There are two lines of decisions on this question. In section 240 of Jones on Chattel Mortgages, Fifth Edition, the ■author states the Ohio rule, which seems to be followed by Missouri, Iowa, Wyoming, and New Jersey. The plaintiff relies upon the Ohio rule. As opposed to this rule it is stated in section 240 above as follows:

“Against this view it seems a sufficient answer that- a general creditor cannot question the validity of an unfiled mortgage until he has obtained a lien upon it by attachment or execution. Until he has seized the property by some process of law, the unfilled mortgage upon it is equally as valid against the mortgagor’s creditor as it is against the mortgagor himself. The mortgagor’s death gives no specific lien upon his property in favor of a general creditor. The property passes to the personal representative as the mortgagor left it. One who was a mere general creditor before the death remains such after it. His position with respect to other creditors remains unchanged. He and they have the same right, through the intervention of an administrator, to subject to the payment of their debts, if necessary, all the property of their debtor' which has passed to his heirs, devisees, or legatees. This right, which constitutes the only lien which a general creditor has upon the estate of his deceased debtor, is acquired by no act of diligence on the part of the creditor; it arises from no act of- the debtor, but from the laws that make the property he has at the time of his death subject to the payment of his debts. This right of the general creditor is limited to the property,that passes; and it is *237limited also to the property in the condition in which it passes, subject to the incumbrances and liens placed upon it by the debtor.” Aultman Engine & Thresher Co. v. Young, 25 S. D. 212, 126 N. W. 245, Ann. Cas. 1912B, 1101; 6 Cyc, 1104.
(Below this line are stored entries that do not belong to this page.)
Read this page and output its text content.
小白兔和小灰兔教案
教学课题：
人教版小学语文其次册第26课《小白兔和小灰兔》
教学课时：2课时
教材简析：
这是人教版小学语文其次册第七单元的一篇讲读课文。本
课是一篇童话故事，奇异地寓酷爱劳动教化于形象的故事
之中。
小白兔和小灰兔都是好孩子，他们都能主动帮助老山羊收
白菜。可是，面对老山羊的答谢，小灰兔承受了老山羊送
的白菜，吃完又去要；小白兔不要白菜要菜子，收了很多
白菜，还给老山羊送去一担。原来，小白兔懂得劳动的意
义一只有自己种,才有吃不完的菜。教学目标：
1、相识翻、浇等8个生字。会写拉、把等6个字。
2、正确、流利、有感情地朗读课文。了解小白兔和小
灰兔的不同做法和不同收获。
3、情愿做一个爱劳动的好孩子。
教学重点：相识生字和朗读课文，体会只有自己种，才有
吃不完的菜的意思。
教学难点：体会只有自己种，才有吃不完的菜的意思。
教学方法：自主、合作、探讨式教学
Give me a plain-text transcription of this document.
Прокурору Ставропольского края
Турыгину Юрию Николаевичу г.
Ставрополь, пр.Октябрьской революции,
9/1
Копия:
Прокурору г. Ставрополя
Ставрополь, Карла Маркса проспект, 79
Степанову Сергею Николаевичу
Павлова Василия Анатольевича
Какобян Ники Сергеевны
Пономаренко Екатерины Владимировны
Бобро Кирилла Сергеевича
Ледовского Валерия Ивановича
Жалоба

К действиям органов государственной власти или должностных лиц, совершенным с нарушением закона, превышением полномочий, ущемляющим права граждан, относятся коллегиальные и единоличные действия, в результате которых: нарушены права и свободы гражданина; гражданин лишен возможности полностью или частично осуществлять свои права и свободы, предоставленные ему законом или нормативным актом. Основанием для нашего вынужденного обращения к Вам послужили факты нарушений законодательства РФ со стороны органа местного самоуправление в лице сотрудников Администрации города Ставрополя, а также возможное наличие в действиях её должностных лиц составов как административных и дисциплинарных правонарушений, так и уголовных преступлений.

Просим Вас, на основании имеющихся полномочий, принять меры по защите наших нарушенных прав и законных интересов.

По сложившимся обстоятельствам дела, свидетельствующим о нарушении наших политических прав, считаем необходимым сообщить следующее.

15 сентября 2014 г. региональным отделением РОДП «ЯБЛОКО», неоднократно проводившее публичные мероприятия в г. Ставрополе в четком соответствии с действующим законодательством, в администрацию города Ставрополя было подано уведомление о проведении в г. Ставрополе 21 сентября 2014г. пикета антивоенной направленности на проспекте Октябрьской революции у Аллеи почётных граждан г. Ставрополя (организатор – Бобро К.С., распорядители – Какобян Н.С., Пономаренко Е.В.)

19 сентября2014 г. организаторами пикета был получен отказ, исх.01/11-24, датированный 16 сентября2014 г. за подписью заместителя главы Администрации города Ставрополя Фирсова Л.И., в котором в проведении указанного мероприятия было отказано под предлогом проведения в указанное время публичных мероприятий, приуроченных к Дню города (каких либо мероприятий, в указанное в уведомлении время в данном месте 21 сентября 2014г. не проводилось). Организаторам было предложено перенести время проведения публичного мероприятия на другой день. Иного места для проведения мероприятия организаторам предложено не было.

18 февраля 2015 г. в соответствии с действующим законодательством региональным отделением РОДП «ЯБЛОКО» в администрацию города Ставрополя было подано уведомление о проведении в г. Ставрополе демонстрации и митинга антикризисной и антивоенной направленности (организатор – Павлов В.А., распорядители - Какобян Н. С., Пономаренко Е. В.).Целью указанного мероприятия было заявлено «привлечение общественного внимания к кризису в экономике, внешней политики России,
Sections 1704 and 1705, Compiled Laws of Alaska, do not prescribe a procedure by means of which the mortgagee can enforce the lien of his chattel mortgage.- They define a right by virtue of having a lien upon specific property, and direct the method of applying the proceeds of the sale of property impressed with a lien in satisfaction of a debt thereby secured, in the event the mortgaged chattels are permitted to remain in- the hands of the executor or administrator and are sold by him under the order of the probate court. The mortgagee cannot be precluded from the right given him by statute to subject the mortgaged chattels to a summary foreclosure, because the mortgagor has died and his estate is in the course of administration.

The contentions that the property was not sufficiently described in the mortgage, and that the sale was not conducted in the manner prescribed by law, are not sustained by the evidence. The action is dismissed.